In all der Zeit an seiner Seite blieb sie für ihn immer undurchschaubar und bewahrte ihr Innerstes für sich: „Picasso kannte mich trotz unserer zehn gemeinsamen Jahre nie, denn ich habe mich verschlossen. Ich enthülle mich nie, warum sollte ich das?“
In ihrer 1964 erschienenen Autobiografie “Mein Leben mit Picasso” nannte sie die Gründe, warum sie das Genie verließ: seine Grausamkeit, seine Egomanie, den Hang zum Manipulieren, die Untreue.

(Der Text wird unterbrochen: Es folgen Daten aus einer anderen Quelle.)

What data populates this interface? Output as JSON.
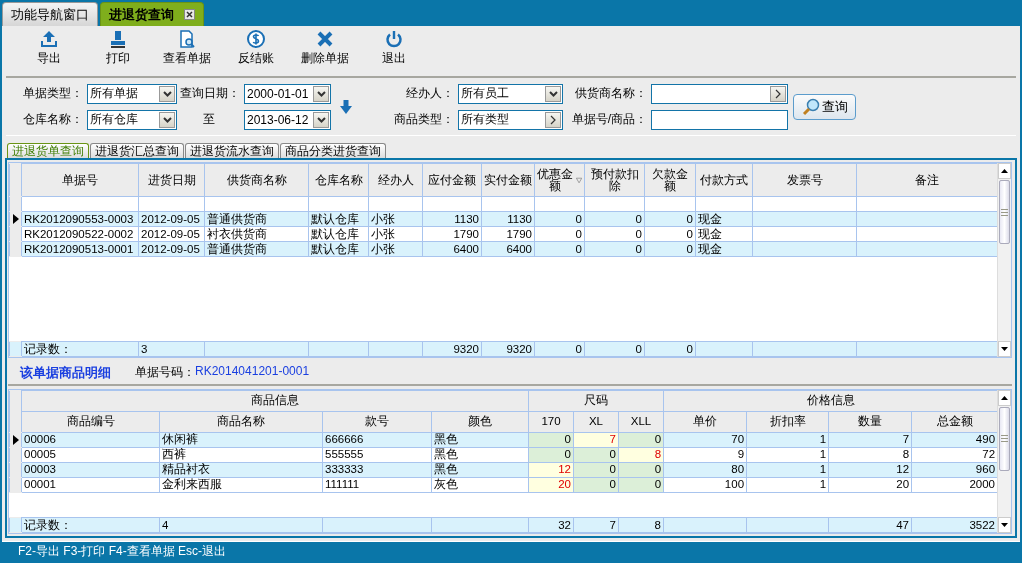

Der wohl größte Casanova der Kunstgeschichte zog wütend gegen den indiskreten Bestseller vor Gericht – ohne Erfolg.
Gilot war die einzige Frau, die ihn verlassen hat. Ein Sakrileg, denn sonst war es stets der exzentrische Künstler, der seinen Musen und Liebschaften den Laufpass gab, nicht ohne ihnen zuvor das Herz zu brechen: Die Fotografin Dora Maar, die Tänzerin Olga Chochlowa, Marie-Thérèse Walter und Jacqueline Roque sind die bekanntesten. Die beiden letzteren sanken so tief in die Depression, dass ihnen nur der Freitod Erlösung verschaffte.
Françoise Gilot ließ sich von dem kantigen Choleriker nicht beeindrucken, sondern folgte lieber Lebensweisheiten wie diesen: „Wenn du wirklich leben willst, musst du etwas Dramatisches riskieren, sonst lohnt sich das Leben nicht. Wenn du etwas riskierst, erlebst du auch schlimme Dinge, aber du lernst vor allem eine Menge und lebst und verstehst immer mehr. Vor allem wirst du nicht langweilig. Das ist das Allerschlimmste: langweilig werden.“
„Die Frau, die Nein sagte“, ist nicht nur ein inspirierendes Buch über die bildende Kunst – es ist vielmehr eine tiefgründige Lektüre über die Kunst des Lebens und eine Hommage an eine starke, außergewöhnliche Grande Dame. Der Autor bringt es so auf den Punkt: „Das Vermächtnis dieser außergewöhnlichen Frau war größer als ihre Bilder und Bücher. Sie war eine Philosophin des Glücks, die noch der schwärzesten Tragikomödie des Lebens ein Lächeln abgewinnen konnte.“ Malte Herwigs Buch ist unbedingt lesenswert.
Malte Herwig: „Die Frau, die Nein sagte“ ISBN 978-3-940138-82-8 Ankerherz Verlag (www.ankerherz.de)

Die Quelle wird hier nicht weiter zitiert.